La Procureur de la Cour pénale internationale (CPI), Fatou Bensouda, se dit profondément préoccupée par les nombreux rapports faisant état d’une situation de violences graves depuis plusieurs mois dans les provinces des Kasaï, en République Démocratique du Congo.
Dans une déclaration rendue publique vendredi 31 mars, la Procureur relève que plusieurs informations faisant état de violences entre des milices locales et les forces congolaises, du meurtre de nombreuses personnes, civiles et non civiles, d’enlèvements et d’exécutions sommaires de personnes, y compris d’experts des Nations Unies en mission et de leurs accompagnateurs. “Ces actes pourraient constituer des crimes relevant de la compétence de la Cour pénale internationale (la CPI)”, souligne la déclaration de la CPI publiée sur son site.

Principe de complémentarité

“Je tiens à rappeler à toutes les parties concernées que nous avons ouvert une enquête en RDC en 2004, et que mon Bureau continue à surveiller avec une extrême vigilance la situation sur toute l’étendue du territoire congolais, y compris sur celle qui prévaut actuellement dans les provinces des Kasaï”, a rappelé Fatou Bensouda.

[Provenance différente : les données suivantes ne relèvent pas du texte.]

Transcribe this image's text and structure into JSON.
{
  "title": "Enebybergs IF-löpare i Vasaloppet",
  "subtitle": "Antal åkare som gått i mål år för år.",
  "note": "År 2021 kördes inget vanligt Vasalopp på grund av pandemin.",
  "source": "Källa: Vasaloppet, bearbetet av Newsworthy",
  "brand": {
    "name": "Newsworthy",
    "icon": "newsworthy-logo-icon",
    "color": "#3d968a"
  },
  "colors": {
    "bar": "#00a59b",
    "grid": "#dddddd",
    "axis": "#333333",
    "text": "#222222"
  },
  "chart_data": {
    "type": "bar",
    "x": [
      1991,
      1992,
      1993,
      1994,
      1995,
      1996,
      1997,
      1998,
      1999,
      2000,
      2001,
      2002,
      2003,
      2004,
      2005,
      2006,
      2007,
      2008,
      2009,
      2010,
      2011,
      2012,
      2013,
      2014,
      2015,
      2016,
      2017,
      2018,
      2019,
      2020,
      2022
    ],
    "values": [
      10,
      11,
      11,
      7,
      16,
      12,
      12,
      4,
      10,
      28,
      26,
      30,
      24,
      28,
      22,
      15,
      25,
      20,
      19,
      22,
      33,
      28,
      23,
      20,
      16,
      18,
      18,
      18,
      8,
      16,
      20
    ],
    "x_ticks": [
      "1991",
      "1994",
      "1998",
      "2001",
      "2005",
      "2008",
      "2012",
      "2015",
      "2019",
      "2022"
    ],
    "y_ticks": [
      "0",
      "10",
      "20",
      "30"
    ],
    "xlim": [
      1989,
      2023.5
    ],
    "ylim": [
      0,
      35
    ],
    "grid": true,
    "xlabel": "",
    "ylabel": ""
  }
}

Conformément au principe de complémentarité qui est au cœur du Statut de Rome de la CPI et qui confère aux Etats parties la responsabilité première de poursuivre et de juger, la Procureur de la CPI “encourage les autorités compétentes de la RDC à prendre toutes les dispositions nécessaires pour que des enquêtes véritables soient menées afin de faire la lumière sur les violences alléguées et de traduire en justice tous les auteurs impliqués dans la perpétration des actes criminels enregistrés dans les provinces des Kasaï”.
Bensouda rappelle que le travail de la CPI continue en RDC et qu’elle n’hésitera pas

“à agir si des actes constitutifs de crimes relevant de la compétence de la Cour sont commis et à prendre toutes les mesures qui s’imposent pour poursuivre en justice les personnes responsables en conformité avec le principe de complémentarité”.

La région du Kasaï, dans le centre de la RDC est secouée par la rébellion de Kamwina Nsapu, chef traditionnel tué en août lors d’une opération militaire après s’être révolté contre les autorités de Kinshasa. Parties de Kananga, capitale du Kasaï-central en septembre 2016, les violences entre les miliciens et les forces de l’ordre ont progressivement gagné les provinces voisines du Kasaï-Oriental, du Kasaï et de Lomami et fait plus de 400 morts, selon l’ONU.